An article titled “A Bitter Pill” was published in the March issue of Southern California Physician Magazine, which examines “step therapy” or “fail-first” practices by health care providers or insurers and identifies the burdens physicians face when prescribing medication. The article illustrates how such practices by health care insurers hinder a doctor’s drug choice. It is explained that “drug insurers structure their coverage to provide cost-effective treatment for broadest cross-section coverage of patients, but it’s when a patient deviates from the average that drug insurers most often seem to interfere.” Patients are then required to try various cheaper drugs before being allowed to use the one prescribed by their physician, without accounting for an individual’s reaction to different drugs. A patient’s doctor understand their medical history and has the ability to prescribe what medication or treatment is best fit for each individual; unless of course their choice is challenged by health care insurers or providers.
AB 1144 would also prevent the issue of off-label prescriptions. Insurers sometimes obligate doctors to prescribe drugs that have been FDA-approved, but not approved for a specific condition. The example given in Southern California Physician Magazine explains that with fibromyalgia being a difficult condition to treat, “insurers contracting with Medicare Part D required patients to fail off-label therapy on gabapentin before beginning on-label treatment with more-expensive Lyrica.” Both medications have been FDA-approved, but Lyrica is the only medication of the two to be FDA-approved to treat Fibromyalgia.
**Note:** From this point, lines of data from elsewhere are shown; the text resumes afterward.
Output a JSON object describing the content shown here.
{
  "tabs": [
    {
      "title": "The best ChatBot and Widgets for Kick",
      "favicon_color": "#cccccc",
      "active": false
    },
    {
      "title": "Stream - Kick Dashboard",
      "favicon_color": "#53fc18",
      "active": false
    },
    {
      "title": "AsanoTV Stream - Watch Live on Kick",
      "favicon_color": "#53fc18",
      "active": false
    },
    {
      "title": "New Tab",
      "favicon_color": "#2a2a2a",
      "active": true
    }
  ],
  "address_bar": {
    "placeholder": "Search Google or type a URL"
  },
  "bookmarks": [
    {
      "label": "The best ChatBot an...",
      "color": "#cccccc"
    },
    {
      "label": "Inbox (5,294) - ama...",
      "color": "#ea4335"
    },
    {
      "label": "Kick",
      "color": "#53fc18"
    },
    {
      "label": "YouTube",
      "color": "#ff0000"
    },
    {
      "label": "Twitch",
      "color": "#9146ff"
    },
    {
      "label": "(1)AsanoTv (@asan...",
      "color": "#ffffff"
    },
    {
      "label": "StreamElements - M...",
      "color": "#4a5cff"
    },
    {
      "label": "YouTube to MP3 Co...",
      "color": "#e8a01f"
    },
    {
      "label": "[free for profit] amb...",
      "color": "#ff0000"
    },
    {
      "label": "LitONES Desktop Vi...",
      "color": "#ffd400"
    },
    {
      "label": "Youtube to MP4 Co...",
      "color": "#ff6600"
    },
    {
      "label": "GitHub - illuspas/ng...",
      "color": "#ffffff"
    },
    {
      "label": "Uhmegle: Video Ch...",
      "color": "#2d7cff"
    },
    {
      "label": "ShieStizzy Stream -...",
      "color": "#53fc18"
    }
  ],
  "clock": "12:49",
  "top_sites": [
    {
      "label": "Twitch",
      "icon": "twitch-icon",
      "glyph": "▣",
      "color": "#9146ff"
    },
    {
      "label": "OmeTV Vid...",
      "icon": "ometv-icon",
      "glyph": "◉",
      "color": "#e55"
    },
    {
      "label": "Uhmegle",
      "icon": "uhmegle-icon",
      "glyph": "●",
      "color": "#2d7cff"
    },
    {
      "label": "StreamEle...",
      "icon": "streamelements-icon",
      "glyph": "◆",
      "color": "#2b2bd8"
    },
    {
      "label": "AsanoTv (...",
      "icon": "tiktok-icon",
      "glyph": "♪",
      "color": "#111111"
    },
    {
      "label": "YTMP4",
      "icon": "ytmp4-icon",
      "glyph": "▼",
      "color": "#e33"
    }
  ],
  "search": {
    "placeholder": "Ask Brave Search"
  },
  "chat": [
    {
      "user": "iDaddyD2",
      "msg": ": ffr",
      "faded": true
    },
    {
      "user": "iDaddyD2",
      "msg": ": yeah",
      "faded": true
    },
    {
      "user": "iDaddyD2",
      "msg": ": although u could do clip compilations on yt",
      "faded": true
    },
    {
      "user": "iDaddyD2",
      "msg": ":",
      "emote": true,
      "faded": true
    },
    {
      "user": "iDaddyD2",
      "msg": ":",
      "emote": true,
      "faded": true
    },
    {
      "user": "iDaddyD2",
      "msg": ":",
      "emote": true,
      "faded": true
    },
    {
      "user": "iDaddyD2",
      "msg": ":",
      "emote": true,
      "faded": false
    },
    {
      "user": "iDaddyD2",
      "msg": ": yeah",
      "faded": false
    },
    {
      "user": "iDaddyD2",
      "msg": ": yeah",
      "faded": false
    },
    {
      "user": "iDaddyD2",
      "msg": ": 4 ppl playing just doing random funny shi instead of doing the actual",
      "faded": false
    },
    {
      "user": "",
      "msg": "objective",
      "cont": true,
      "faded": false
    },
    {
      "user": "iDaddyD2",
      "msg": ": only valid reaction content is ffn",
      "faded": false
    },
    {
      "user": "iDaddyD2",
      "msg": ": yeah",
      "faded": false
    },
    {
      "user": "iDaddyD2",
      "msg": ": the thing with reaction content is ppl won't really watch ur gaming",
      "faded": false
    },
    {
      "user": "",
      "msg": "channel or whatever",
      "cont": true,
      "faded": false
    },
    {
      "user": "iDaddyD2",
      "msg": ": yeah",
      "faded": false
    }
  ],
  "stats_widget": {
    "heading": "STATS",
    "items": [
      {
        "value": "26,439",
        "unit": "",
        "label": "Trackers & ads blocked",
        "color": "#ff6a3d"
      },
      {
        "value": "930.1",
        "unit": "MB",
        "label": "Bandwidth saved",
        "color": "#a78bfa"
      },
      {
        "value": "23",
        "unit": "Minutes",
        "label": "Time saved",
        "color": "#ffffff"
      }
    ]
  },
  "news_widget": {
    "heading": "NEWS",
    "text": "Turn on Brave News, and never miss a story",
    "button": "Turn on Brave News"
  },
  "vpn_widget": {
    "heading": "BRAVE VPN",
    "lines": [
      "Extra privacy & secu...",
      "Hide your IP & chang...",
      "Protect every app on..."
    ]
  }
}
While American’s continue to suffer, chronic pain is estimated to cost the United States $100 billion annually, which includes healthcare expenses, lost income and lost productivity due to suffering. This cost is only being driven up by health care bureaucracies each and every time a patient fails on an un-approved treatment and they are forced to return to their physician for further medical assistance. Adults alone have an average of 11 million physician office visits annually with a diagnosis of joint pain, over 1.1 million outpatient hospital visits, about 1.5 million emergency department visits and over 177,000 inpatient hospitalizations. With this amount of suffering, it is time something be done to take action. It is wrong for health care insurers and providers to keep their patients in agony. Patients are not to be used for experimental purposes and should not have to experience prolonged suffering.